Der Leutnant hatte sich schon zum drittenmal an seinem Tee verschluckt. Nachdem ihm Myling freundschaftlich aufs Kreuz geklopft und er sich zurechtgehustet, würgte er angestrengt hervor: „Ich — — ich finde — im Gegenteil — — die Damen scheinen sehr liebenswürdig — —”
„Liebenswürdig hat er gesagt, Schlobach,” quiekte der Graf. — „Nicht pips und dabei liebenswürdig! Ja, Menschenskind, haben Sie denn Ihr bißchen Urteilsfähigkeit schon zu Anfang dieser Erholungsreise eingebüßt? Ich glaube, Sie sind imstande und verlieben sich in den kleinen Strohhalm! — Zum Donnerwetter, kneifen Sie mich doch nicht ewig! Haben Sie denn wirklich so schlecht geschlafen auf Nummer 17? — Auuuu —!!”
Kreuß wußte nicht mehr, was er mit dem Unglücksmenschen anstellen sollte. Wie erlöst atmete er auf, als die Damen, die ihr Frühstück inzwischen beendet, Miene machten, sich zu erheben.

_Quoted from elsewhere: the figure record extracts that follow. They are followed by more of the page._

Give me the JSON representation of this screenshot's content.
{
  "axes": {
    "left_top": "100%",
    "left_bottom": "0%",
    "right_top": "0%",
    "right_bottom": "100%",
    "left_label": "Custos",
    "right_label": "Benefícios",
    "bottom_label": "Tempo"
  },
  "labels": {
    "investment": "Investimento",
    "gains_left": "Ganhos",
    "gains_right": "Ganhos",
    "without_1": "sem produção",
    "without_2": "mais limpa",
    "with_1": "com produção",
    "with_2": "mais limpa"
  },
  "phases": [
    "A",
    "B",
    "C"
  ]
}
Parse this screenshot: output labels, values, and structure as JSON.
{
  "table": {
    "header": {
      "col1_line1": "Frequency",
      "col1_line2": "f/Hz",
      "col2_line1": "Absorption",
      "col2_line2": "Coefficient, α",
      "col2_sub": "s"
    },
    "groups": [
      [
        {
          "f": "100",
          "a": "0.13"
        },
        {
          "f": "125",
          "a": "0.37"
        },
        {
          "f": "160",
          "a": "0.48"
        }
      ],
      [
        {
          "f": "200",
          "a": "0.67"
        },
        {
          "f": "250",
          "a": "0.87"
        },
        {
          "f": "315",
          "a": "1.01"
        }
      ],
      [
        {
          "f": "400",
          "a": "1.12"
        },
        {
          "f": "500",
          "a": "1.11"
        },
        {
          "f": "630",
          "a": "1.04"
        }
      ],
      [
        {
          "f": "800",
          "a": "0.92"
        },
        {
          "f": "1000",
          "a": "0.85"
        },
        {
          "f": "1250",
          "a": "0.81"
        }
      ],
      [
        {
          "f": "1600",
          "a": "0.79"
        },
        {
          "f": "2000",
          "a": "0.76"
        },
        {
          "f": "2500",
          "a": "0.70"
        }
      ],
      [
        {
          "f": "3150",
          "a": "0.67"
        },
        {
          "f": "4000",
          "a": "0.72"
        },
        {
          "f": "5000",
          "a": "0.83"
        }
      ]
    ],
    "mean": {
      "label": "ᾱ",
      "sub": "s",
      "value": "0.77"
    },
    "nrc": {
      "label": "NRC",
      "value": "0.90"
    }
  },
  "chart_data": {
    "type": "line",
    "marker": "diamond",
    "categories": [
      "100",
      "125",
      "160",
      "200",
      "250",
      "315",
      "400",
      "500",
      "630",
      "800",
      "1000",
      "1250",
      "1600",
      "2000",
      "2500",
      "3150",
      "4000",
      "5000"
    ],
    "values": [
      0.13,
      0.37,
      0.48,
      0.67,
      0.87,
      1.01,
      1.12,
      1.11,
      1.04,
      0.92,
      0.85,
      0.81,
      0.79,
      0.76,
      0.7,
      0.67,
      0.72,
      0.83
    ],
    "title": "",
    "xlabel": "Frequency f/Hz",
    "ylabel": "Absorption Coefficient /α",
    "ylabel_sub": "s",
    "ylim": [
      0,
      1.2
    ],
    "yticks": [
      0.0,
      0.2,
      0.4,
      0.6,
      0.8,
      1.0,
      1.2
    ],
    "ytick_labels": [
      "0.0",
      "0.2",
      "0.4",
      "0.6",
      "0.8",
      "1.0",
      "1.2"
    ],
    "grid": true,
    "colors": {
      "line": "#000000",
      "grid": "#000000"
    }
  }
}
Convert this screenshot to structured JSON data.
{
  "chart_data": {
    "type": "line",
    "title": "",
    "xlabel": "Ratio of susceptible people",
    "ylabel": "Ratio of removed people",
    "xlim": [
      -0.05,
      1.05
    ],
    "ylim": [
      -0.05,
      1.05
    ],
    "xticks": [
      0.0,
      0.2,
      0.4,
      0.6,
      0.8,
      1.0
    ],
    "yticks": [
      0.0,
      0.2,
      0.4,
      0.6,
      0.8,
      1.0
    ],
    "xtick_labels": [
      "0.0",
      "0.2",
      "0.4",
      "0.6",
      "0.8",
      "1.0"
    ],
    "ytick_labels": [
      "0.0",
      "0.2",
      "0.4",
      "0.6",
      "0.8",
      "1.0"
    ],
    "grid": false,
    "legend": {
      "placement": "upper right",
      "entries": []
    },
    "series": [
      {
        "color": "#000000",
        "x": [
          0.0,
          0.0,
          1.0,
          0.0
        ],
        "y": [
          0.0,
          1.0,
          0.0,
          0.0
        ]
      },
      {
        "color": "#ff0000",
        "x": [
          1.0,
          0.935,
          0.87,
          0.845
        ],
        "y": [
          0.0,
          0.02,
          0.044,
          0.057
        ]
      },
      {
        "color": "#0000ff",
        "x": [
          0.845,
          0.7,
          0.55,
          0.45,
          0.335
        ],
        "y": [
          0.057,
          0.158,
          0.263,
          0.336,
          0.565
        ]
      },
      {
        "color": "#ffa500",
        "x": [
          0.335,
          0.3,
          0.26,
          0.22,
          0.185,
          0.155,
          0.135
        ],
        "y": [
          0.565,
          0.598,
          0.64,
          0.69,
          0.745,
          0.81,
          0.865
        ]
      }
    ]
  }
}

„Na, Gott sei Dank —” sagte auch der Graf. „Die stumme Familie verläßt den Tempel. Ich bin gespannt, ob sie wenigstens zum Abschied einen Ton sagen werden —”
Beide Damen waren aufgestanden. Während die ältere kaum merklich den Kopf neigte und davonging, verharrte die jüngere noch eine Sekunde, richtete die graublauen Augen fest auf das verdutzte Gesicht des Grafen und sagte trocken: „Blockhead —”
Alsdann neigte auch sie das Köpfchen, was aber sichtlich nur Kreuß galt, und folgte ihrer Gesellschafterin.
„Was hat sie gesagt?” fragte Myling, etwas bekniffen. „Blockhead? Haben Sie eine Ahnung, Kreuß, was Blockhead heißt?”
„Nein.”
„Und Sie, Schlobach? Sie haben doch ein Lexikon —”
„Ich seh schon nach — — warten Sie mal 'n Augenblick. Gleich werden wir's haben. Block — to blockade — — aha, hier ist's schon: Blockhead — heißt — — — au verflucht!”
„Na los! Was heißt's denn!?”
„Blockhead — hm — heißt nicht mehr und nicht weniger wie — — Schafskopf.”;
Als der Dampfer am nächsten Tage in Bergen vor Anker ging, wurden zwei Telegramme nach Pillsbury in Endland aufgegeben. In dem einen teilte Graf myling seinem Vetter mit, daß er hier die Reise abbreche und nichts sehnlicher wünsche, als ihm den Hals umzudrehen. Ob er denn nicht gewußt habe, daß Miß Maud Reimers mit demselben Dampfer gen Norden gefahren sei!;
In dem anderen drahtete Miß Maud Reimers an ihren Onkel und Vormund, daß es ihr sehr gut gehe und daß sie sich über kurz oder lang wahrscheinlich auch verloben werde — — aber mit einem andern.